How to finetune with a own private data and then build chatbot on that?

meta-llama / llama-recipes

Scripts for fine-tuning Meta Llama with composable FSDP & PEFT methods to cover single/multi-node GPUs. Supports default & custom datasets for applications such as summarization and Q&A. Supporting a number of candid inference solutions such as HF TGI, VLLM for local or cloud deployment. Demo apps to showcase Meta Llama for WhatsApp & Messenger.

12.02k stars 1.87k forks source link

How to finetune with a own private data and then build chatbot on that? #71

Closed rjtshrm closed 1 month ago

rjtshrm commented 1 year ago

So far with the example of fine tuning I see examples of summarisation, chatbot based on specific use cases etc. However, I want to build the a chatbot based on my own private data (100s of PDF & word files). How can I fine tune on this. The approach I am thinking is 1-> LoRA fine tuning of the base alpaca model on my own private data 2-> LoRA fine tuning of the above model on some input output prompts.

Is it a good technique for build chatbot on private datasets. Please someone can suggest a good way of building model based on private data.

HamidShojanazeri commented 9 months ago

@rjtshrm this looks fine, has your methods been successful? happy to chat more on this.

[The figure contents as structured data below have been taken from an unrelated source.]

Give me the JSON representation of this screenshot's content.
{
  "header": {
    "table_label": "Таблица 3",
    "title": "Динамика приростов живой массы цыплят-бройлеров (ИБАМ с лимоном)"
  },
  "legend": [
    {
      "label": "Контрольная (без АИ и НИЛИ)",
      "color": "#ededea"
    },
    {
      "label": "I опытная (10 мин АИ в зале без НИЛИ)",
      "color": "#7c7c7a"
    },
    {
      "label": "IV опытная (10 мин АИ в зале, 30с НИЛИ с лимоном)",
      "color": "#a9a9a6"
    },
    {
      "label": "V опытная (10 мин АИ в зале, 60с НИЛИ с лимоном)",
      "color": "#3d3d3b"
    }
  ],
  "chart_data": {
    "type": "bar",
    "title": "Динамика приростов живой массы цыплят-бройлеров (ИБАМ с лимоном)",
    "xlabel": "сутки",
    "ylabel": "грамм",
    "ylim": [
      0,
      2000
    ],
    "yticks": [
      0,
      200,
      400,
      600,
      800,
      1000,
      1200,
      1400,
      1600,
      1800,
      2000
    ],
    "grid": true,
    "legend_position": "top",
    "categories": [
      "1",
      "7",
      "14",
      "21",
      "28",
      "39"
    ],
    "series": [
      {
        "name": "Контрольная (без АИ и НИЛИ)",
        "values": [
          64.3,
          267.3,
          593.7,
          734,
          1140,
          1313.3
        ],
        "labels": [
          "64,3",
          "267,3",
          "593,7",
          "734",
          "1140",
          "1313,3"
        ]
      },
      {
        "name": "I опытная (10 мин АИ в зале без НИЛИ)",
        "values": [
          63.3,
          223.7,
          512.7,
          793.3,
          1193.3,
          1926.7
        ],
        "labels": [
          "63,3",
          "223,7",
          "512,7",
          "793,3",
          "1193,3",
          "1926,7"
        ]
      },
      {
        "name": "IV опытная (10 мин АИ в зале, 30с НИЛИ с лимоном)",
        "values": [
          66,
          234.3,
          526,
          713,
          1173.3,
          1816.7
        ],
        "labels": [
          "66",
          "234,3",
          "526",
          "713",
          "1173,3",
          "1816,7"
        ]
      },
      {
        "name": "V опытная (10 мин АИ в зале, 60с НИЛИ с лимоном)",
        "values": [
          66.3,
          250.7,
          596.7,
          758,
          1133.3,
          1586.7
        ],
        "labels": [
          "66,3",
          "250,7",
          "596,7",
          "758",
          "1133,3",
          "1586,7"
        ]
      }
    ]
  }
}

IamExperimenting commented 7 months ago

@rjtshrm were you able succussfully complete your approach? how was the result?

@HamidShojanazeri, I'm also going try the same approach. Did the Llama team open source the instruction dataset? so, that I can download and use that dataset to fine tune the model.

@HamidShojanazeri I have one question, is it mandatory build the instruction dataset(like question and answer prompt) should be from the training dataset(my domain dataset)? or can I randomly use any instruction dataset to fine tune the model, just to make the model to adapt to this instruction prompt?

can you please provide your thoughts?

HamidShojanazeri commented 7 months ago

@IamExperimenting Llama team didn't open source the instruction dataset, I am working on e2e recipe for chatbot. But overall you can use this example of custom dataset which uses open assistant dataset and you can see if you are using llama-chat as your base model you would need this special tokens being added as shown in the script.

, is it mandatory build the instruction dataset(like question and answer prompt) should be from the training dataset(my domain dataset)? or can I randomly use any instruction dataset to fine tune the model, just to make the model to adapt to this instruction prompt?

If you want do a chat bot on your specific domain for sure you need that data either inform of Q&A or instruction and out sets.